En 2018, le pays est frappé par le cyclone AVA qui détruit les habitations et fait de nombreuses victimes. Du jour au lendemain, le nombre des « 4 MI » a quadruplé (4MI : Mifoka : il fume, Misotro : il consomme de l’alcool, Migoka, Miloka : il joue avec le peu qu’il gagne). Au fil du temps, ces hommes ne sont plus capables de bénéficier d'un emploi stable et  ils se contentent de petits emplois : faire des lessives, vider les poubelles de la ville, être dockers chez des petits commerçants. Dès qu’ils gagnent un peu d’argent ils le dépensent dans l’alcool sans se soucier de leur famille…

Quant aux enfants, ils sont livrés à eux-mêmes et survivent en quémandant ou en aidant les dames à porter leurs sacs après leurs achats… C'est ainsi qu'ils gagnent leur nourriture. Ne pouvant plus compter sur leurs parents, ils grossissent le nombre des enfants de la rue ! La vie de famille est devenue le chacun pour soi.Fortes de l’appel du Pape François à « Aller aux périphéries » et des recommandations des supérieurs lors de chaque temps fort liturgique et des fêtes de notre Famille Vincentiennes, nous avons entrepris une révision de nos œuvres quotidiennes en nous faisant proches des « sans abris » : « J’étais étranger et vous m’avez accueilli ». 

Nous avons ainsi décidé de loger quelques sans abri que nous côtoyions dans les locaux d’un ancien centre pour enfants délinquants, doté de terrain cultivable.

Les étapes du projet

La première démarche a été de présenter les bénéficiaires aux autorités élues du quartier et d’entamer les démarches administratives pour leur rendre leurs papiers d’identité brûlés lors des « ratissages » de la ville au moment du passage des hautes personnalités. 

Pour une meilleure intégration dans le système d’organisation communautaire du quartier, nous avons sensibilisé les familles pour qu’elles aient une certaine discipline.

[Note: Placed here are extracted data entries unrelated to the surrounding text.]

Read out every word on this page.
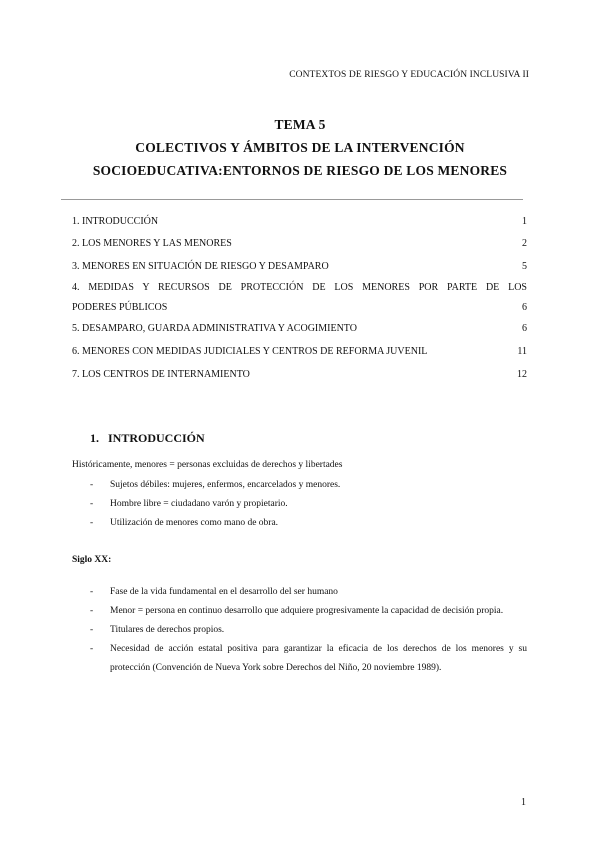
CONTEXTOS DE RIESGO Y EDUCACIÓN INCLUSIVA II
TEMA 5
COLECTIVOS Y ÁMBITOS DE LA INTERVENCIÓN
SOCIOEDUCATIVA:ENTORNOS DE RIESGO DE LOS MENORES
1. INTRODUCCIÓN	1
2. LOS MENORES Y LAS MENORES	2
3. MENORES EN SITUACIÓN DE RIESGO Y DESAMPARO	5
4. MEDIDAS Y RECURSOS DE PROTECCIÓN DE LOS MENORES POR PARTE DE LOS
PODERES PÚBLICOS	6
5. DESAMPARO, GUARDA ADMINISTRATIVA Y ACOGIMIENTO	6
6. MENORES CON MEDIDAS JUDICIALES Y CENTROS DE REFORMA JUVENIL	11
7. LOS CENTROS DE INTERNAMIENTO	12
1. INTRODUCCIÓN
Históricamente, menores = personas excluidas de derechos y libertades
- Sujetos débiles: mujeres, enfermos, encarcelados y menores.
- Hombre libre = ciudadano varón y propietario.
- Utilización de menores como mano de obra.
Siglo XX:
- Fase de la vida fundamental en el desarrollo del ser humano
- Menor = persona en continuo desarrollo que adquiere progresivamente la capacidad de decisión propia.
- Titulares de derechos propios.
- Necesidad de acción estatal positiva para garantizar la eficacia de los derechos de los menores y su protección (Convención de Nueva York sobre Derechos del Niño, 20 noviembre 1989).
1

Leur prise de conscience a été nécessaire pour que leur logement soit bien entretenu et pour leur apprendre à entretenir avec régularité un lopin de terre et cultiver des légumes: patates, maniocs en plus de leurs petites activités habituelles. Une sœur était chargée de les accompagner pour la culture. Des efforts particuliers ont été demandés aux hommes pour sortir peu à peu de l’alcoolisme : nous savons que c’est le travail le plus laborieux.

Les enfants ont dû s’engager à aller à l’école tous les jours (une autre sœur suit les présences) et le catéchisme est assuré par les jeunes Lazaristes en formation qui habitent non loin du centre. La santé des familles est suivie par un médecin du centre diocésain qui accueille les personnes dans le besoin, en collaboration avec une sœur infirmière

Les familles ont une réunion mensuelle pour un compte rendu de ce qui s’est passé au centre durant le mois écoulé pour vérifier comment se déroule les cultures, la convivialité entre eux, la santé et les études de leurs enfants.

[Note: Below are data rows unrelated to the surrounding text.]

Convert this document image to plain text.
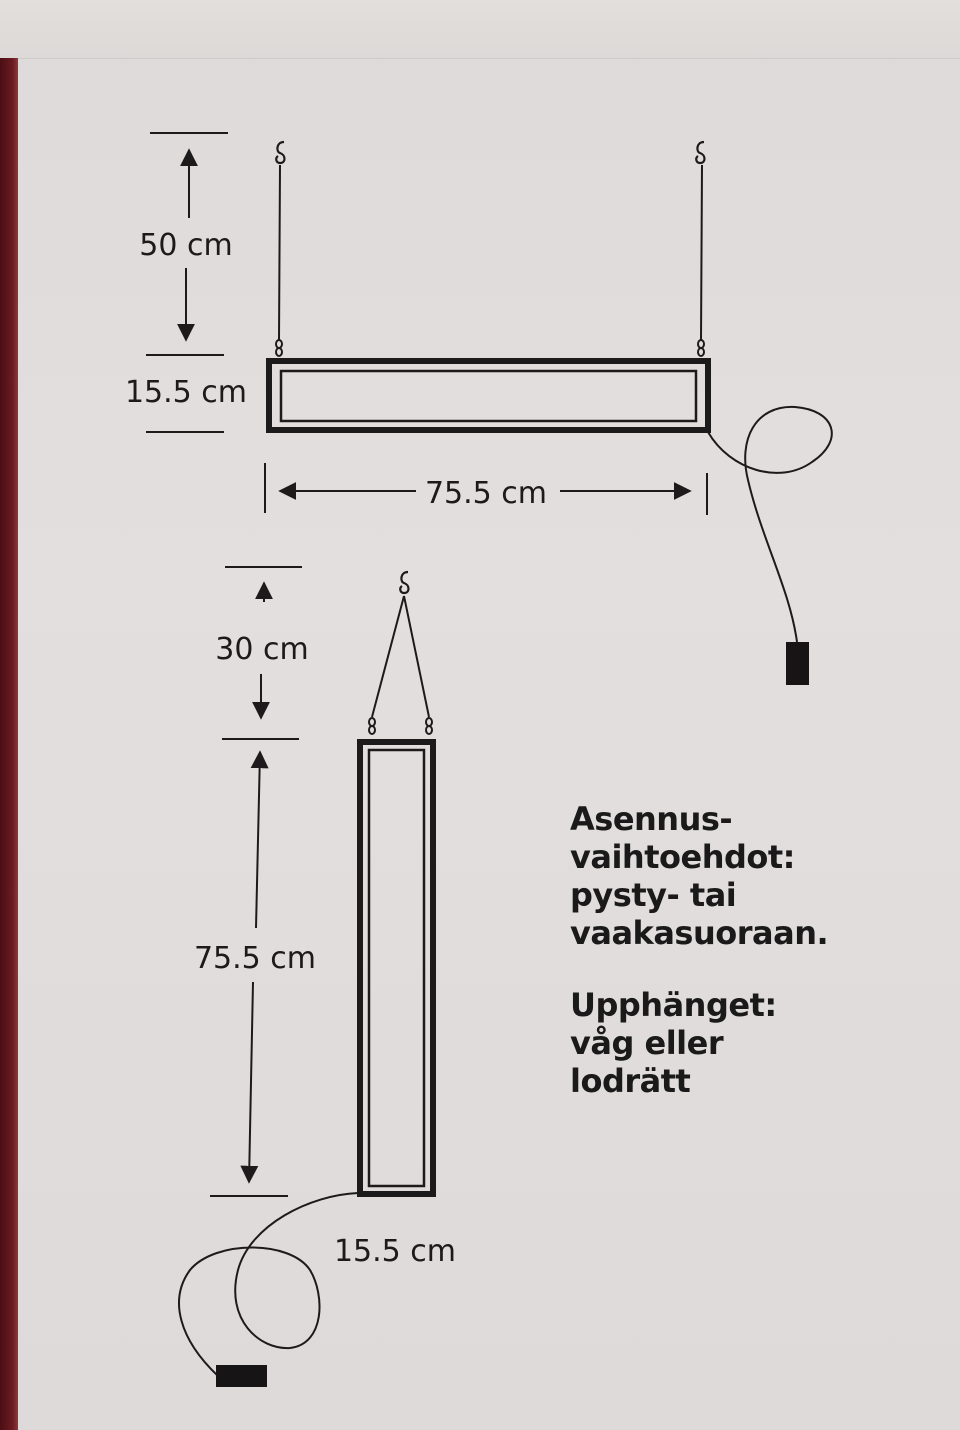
50 cm
15.5 cm
75.5 cm
30 cm
75.5 cm
15.5 cm
Asennus-
vaihtoehdot:
pysty- tai
vaakasuoraan.
Upphänget:
våg eller
lodrätt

Nous prenons conscience plus vivement que :

L’insertion, la conscientisation et l’organisation demandent patience, fermeté et tolérance envers ces familles qui partent de zéro.

Nous savons que c’est un travail de longue haleine. Quand il arrive à l’un d’eux de ne pas suivre le règlement (par exemple ne pas revenir auprès de leur famille pendant deux ou trois jours, ce qui résulte normalement un renvoi du centre) ils demandent pardon au groupe et ils redémarrent encore une fois plein de bonne volonté.

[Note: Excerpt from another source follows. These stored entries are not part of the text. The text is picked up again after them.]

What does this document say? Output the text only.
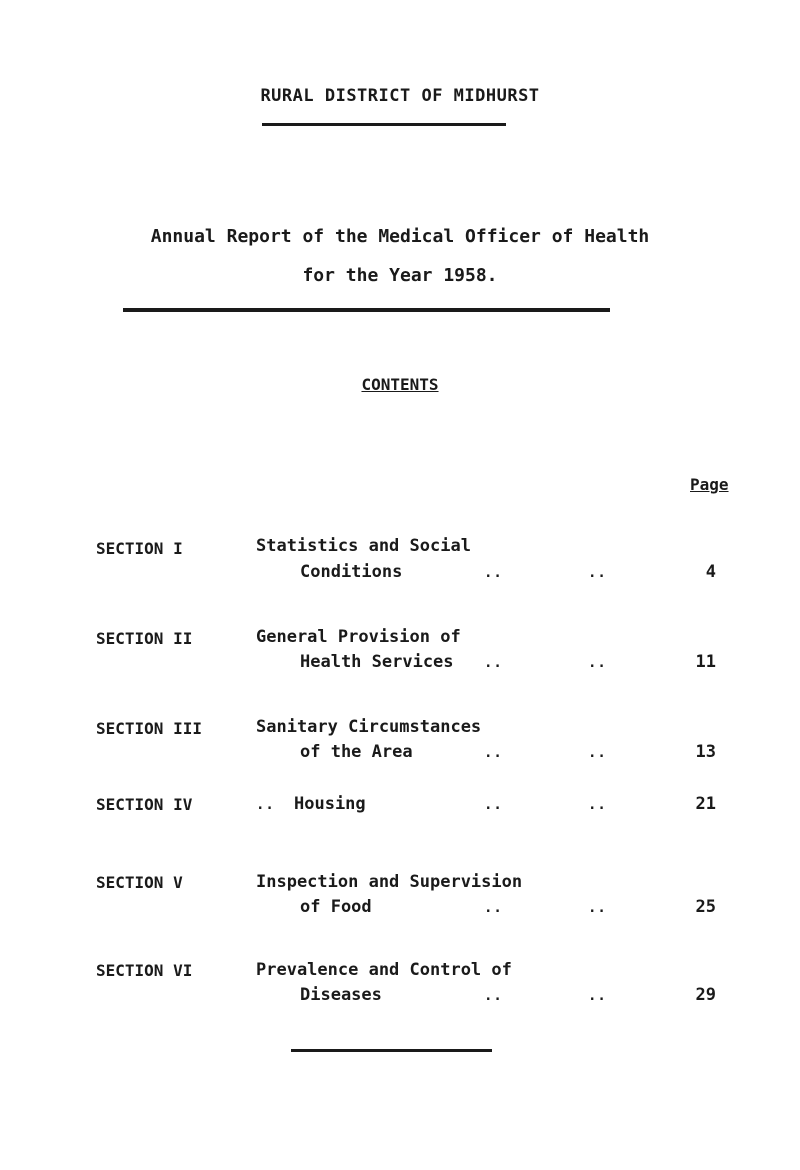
RURAL DISTRICT OF MIDHURST
Annual Report of the Medical Officer of Health
for the Year 1958.
CONTENTS
Page
SECTION I	Statistics and Social
Conditions	..	..	4
SECTION II	General Provision of
Health Services ..	..	11
SECTION III	Sanitary Circumstances
of the Area	..	..	13
SECTION IV	.. Housing	..	..	21
SECTION V	Inspection and Supervision
of Food	..	..	25
SECTION VI	Prevalence and Control of
Diseases	..	..	29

Ils se rendent compte que le travail est le point primordial pour qu’ils oublient leurs défaillances.

Leur état généralement affaibli par leur vie antérieure rend les efforts physiques soutenus difficiles et ils n’arrivaient pas à cultiver une surface suffisante pour subvenir aux besoins de leurs famille.

Depuis l’arrivée du mini tracteur pour les soutenir dans la culture la production a pu augmenter.

Découvrez les témoignages de bénéficiaires

David un ancien alcoolique en cours de désintoxication, a reçu récemment sa nouvelle carte d’identité. Il s’est exclamé : « Enfin je vais pouvoir voter aux prochaines élections ! Cela faisait 10 ans que j’avais perdu tous mes droits. » Le sevrage de l’alcool est un travail de longue haleine, mais l’agriculture de son lopin de terre lui permet de ne plus retourner à la décharge et de gagner sa vie pour faire vivre toute sa famille.

Thérèse, est veuve et mère d’une famille de six enfants. Tout juste arrivés en ville espérant trouver de quoi bien gagner leur vie, le père a été emporté par la tuberculose. La famille s’est rapidement retrouvée à la décharge pour chercher des déchets à revendre, faute de pouvoir payer leur loyer. Accueillis au centre tenu par les Filles de la Charité, elle est parmi les plus motivés des travailleurs et subvient aux besoins de toute sa famille grâce à ces terres agricoles qu’elle cultive.

Le projet réalisé

Le terrain étant cultivé pour la première fois, la préparation du sol a été très laborieuse : nous avons commencé par débroussailler et mettre des engrais avant l’arrivée du mini tracteur.Les  premières récoltes ont été satisfaisantes, chaque famille ayant pu cultiver patates douces, manioc ; haricot, maïs, pistache, et autres pour se nourrir.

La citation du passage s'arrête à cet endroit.